Does Exercise Help You Lose Weight? Here’s Why Your Morning Runs Aren’t Working (and What to Do About It)
You just recently started running. You’re excited — you’re motivated, hitting the gym every day, and seemingly making progress. Since you’re trying to lose weight, you bravely step on the scale for the first time since the start of your exercise regimen. The results aren’t what you expected — instead of losing weight, you’re horrified to see you’ve gained some.
Unfortunately, your dreams of dropping pounds after starting a new fitness routine might not come true. It turns out there’s more to weight loss than burning calories. Here’s everything you need to know.
It’s not just about ‘calories in, calories out’

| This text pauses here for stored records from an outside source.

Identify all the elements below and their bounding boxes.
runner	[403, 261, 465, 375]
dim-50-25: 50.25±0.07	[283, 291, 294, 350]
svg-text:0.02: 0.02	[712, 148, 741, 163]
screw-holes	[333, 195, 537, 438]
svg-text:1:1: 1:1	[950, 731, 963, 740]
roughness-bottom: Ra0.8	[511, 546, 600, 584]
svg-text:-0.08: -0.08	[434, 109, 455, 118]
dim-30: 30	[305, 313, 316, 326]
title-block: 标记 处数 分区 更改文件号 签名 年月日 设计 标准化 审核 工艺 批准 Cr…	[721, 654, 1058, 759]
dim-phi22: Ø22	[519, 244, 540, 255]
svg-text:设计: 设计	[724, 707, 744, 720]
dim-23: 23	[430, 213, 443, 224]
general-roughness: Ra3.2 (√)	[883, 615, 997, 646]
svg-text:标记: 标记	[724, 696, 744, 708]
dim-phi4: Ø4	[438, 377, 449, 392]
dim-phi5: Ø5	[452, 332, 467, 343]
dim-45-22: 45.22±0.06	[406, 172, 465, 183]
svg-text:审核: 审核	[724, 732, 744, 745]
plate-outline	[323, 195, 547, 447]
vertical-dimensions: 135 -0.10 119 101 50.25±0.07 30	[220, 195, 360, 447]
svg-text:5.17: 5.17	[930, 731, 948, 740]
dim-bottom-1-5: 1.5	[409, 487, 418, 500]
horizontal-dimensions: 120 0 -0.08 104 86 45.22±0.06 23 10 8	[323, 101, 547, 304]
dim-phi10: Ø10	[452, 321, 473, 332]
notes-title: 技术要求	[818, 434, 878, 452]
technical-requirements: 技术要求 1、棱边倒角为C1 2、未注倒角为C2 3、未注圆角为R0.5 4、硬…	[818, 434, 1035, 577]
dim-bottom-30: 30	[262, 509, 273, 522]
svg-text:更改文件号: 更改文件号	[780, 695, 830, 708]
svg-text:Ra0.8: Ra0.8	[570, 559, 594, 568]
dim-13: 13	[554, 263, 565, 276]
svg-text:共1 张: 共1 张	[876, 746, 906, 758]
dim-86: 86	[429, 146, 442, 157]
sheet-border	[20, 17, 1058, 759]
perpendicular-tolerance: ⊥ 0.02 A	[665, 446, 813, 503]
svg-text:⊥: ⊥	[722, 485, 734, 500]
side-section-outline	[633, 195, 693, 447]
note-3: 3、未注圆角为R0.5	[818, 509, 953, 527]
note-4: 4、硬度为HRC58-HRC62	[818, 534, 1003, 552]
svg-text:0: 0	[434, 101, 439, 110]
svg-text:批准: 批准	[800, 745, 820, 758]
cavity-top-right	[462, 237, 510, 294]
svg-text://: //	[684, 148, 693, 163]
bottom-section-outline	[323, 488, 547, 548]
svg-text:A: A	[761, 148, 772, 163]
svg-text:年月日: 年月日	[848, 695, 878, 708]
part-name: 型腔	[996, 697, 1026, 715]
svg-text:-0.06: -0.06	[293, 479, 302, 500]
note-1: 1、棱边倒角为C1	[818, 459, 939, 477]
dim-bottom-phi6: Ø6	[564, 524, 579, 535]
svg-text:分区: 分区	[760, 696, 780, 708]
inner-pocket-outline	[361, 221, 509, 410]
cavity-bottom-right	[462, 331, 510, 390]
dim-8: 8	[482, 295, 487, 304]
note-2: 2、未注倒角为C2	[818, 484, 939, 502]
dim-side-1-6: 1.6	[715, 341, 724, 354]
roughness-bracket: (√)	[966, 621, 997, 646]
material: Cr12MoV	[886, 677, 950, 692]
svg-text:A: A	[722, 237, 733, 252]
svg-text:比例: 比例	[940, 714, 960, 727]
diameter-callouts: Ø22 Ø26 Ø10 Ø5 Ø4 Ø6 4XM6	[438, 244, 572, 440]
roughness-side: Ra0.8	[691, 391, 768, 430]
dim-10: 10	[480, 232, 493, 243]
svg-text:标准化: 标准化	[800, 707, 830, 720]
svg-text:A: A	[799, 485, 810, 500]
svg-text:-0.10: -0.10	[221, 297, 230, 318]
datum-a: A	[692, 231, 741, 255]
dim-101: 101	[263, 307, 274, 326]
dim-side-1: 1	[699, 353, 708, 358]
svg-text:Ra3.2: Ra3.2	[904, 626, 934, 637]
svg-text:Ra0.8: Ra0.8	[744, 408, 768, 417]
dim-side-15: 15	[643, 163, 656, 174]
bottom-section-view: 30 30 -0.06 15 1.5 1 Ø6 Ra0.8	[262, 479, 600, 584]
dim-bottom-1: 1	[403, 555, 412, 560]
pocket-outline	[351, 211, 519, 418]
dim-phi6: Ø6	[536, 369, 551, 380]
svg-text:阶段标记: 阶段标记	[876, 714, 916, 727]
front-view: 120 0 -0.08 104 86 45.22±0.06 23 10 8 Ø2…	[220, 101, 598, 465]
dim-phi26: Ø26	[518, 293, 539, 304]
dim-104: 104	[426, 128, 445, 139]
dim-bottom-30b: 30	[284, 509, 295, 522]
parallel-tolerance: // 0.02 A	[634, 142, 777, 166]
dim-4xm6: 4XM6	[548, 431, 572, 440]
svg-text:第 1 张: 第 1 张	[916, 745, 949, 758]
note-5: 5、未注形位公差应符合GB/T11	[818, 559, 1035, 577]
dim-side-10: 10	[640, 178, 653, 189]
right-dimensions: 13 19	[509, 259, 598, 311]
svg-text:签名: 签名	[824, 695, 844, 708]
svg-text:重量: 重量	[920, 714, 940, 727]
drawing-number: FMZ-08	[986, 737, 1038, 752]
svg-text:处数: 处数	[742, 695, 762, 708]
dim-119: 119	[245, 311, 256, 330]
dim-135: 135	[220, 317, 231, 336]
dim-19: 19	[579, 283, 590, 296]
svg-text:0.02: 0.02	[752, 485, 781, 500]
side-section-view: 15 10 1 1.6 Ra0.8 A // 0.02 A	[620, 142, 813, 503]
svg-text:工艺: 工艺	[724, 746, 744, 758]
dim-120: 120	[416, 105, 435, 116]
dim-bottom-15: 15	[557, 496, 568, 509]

We’ll start by saying this: Exercising more and eating fewer calories isn’t always effective. And the quality of the calories you’re eating really matters. Remember — 200 calories’ worth of apples doesn’t affect your body the same way 200 calories of chocolate ice cream does. You can’t exercise for 150 minutes every week, eat mostly processed food, and expect your workout to “undo” your food choices.
Exercise is extremely beneficial for a lot of things, but if you want to lose weight, quality is king.
Over-exercising ruins your chances of losing weight
If you’re spending hours at the gym hoping to speed things up and lose weight faster, you’re wasting your time. When you overdo it, your body starts to chip away at your muscle tissue. As a result, your metabolism slows down. Over-training can also produce excess stress hormones, weaken your immune system, and make you feel pretty lousy.
If you take things too far, you could cause permanent damage.
The exercises you think burn fat actually don’t
Just because you’re moving doesn’t mean you’re exercising intensely enough to trigger weight loss. Eat This, Not That! warns that yoga meet-ups, and even barre and Zumba classes, aren’t going to give you the results you want — especially not quickly.
If you want to lose weight, focus on high-intensity interval training, or complement cardio with strength training to target all your major muscle groups. These fat-burning exercises will give your full body the workout it needs to help you shed pounds and build muscle.
Your repetitive workout is working against you
Don’t expect miraculous results if you stick to the same boring routine day in and day out! Not only is this an ineffective weight-loss strategy, but you could also increase your chances of injury. Varying your workouts with cardio and strength training is a great way to work your full body and avoid overusing certain muscles.
For maximum weight loss, Women’s Health recommends switching up your full routine every four to six weeks.
Diet and exercise together promote weight loss — sometimes
We know supplementing your workouts with protein and fiber will generally get you on the right track — and help you stay there. Still, you should always take health advice as a set of general guidelines — because the foods and exercises that worked for your brother’s friend’s sister-in-law might not have the same effect on you.
The more personalized your approach to food and fitness, especially for weight loss, the more likely you are to figure out a system that works for you.
Lack of exercise isn’t the only reason people gain weight
An inactive lifestyle is a major risk factor for weight gain — but it isn’t the only element to blame. A number of medications and health conditions also contribute to weight gain in some people. And diets high in sodium and sugar, eating too many calories, and not getting enough sleep may also make weight loss less likely.
Weight loss isn’t a guaranteed result of exercise
Many people who exercise for weight loss don’t actually lose weight. If you start jogging, and you don’t normally do that, your body weight is going to shift, not necessarily drop pounds. People also tend to eat more to “make up for” calories burned.
Carrie Dennett, R.D.N., writes in Today’s Dietitian that research is exploring how genes and even your gut bacteria can influence your ability — or perhaps, inability — to lose weight. The bottom line — everyone’s bodies react differently to physical activity and fuel.